Bardsley is a suburban area of Oldham, in Greater Manchester, England.

It lies on undulating land by the River Medlock, on Oldham's southern boundary with Ashton-under-Lyne in the Metropolitan Borough of Tameside.

==History==
The place name itself is derived from the Anglo-Saxon given name "Beornraed" plus the Anglo-Saxon word "leah" which means wood clearing, therefore meaning "a woodland clearing of a man called Beornraed".

==Governance==
Lying within the historic county boundaries of Lancashire from a very early time, Bardsley anciently formed a hamlet within the township and parish of Ashton-under-Lyne.

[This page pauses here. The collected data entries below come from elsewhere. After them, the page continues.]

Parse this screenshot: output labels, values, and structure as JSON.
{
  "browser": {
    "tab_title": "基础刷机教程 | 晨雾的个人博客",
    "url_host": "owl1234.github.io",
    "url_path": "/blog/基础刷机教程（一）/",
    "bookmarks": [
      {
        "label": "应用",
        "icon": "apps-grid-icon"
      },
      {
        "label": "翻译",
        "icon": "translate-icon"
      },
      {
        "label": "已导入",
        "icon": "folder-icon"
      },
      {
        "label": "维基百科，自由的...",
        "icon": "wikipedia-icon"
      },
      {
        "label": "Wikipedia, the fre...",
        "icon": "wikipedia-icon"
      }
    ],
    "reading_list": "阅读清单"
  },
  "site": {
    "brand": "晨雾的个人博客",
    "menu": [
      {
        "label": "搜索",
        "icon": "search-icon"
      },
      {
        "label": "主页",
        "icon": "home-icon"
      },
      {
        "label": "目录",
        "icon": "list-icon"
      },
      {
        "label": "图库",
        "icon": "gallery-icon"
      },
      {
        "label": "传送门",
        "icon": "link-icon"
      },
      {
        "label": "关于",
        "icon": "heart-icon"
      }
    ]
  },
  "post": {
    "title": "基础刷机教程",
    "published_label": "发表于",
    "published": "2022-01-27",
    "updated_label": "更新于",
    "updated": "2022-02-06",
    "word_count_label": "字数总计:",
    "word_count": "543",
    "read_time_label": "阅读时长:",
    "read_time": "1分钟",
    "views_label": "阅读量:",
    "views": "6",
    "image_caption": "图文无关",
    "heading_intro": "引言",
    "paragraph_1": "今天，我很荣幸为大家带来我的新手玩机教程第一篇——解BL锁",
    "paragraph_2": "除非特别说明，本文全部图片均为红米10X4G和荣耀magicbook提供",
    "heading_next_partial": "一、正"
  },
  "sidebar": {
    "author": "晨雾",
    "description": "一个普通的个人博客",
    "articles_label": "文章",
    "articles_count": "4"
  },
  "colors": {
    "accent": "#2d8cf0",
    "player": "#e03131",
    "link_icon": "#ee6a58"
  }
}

Bardsley was formerly a chapelry in the parish of Ashton-under-Lyne, On 31 December 1894 following the Local Government Act 1894, Bardsley constituted a civil parish within the Limehurst Rural District and administrative county of Lancashire. Limehurst was included in the Ashton-under-Lyne Poor Law Union.

In 1951, owing to urbanisation, part of Bardsley was incorporated into the neighbouring Oldham and in 1954, Limehurst Rural District was abolished and the parish of Bardsley was merged with Oldham, Ashton under Lyne and Failsworth and Bardsley became part of the County Borough of Oldham. In 1951 the parish had a population of 1499.

Following the Local Government Act 1972, the County Borough of Oldham was abolished and Bardsley became part of the newly formed Metropolitan Borough of Oldham in Greater Manchester.

==Transport==

Bee Network provide the following services in Bardsley, all terminating at Ashton-under-Lyne.

409 service runs to Rochdale via Oldham and Royton.

396 runs to Middleton via Hathershaw, Chadderton and Mills Hill.

151 to Higher Crumpsall via Failsworth and Moston

The nearest railway station is Ashton-under-Lyne which provides links to Manchester, Southport and Huddersfield.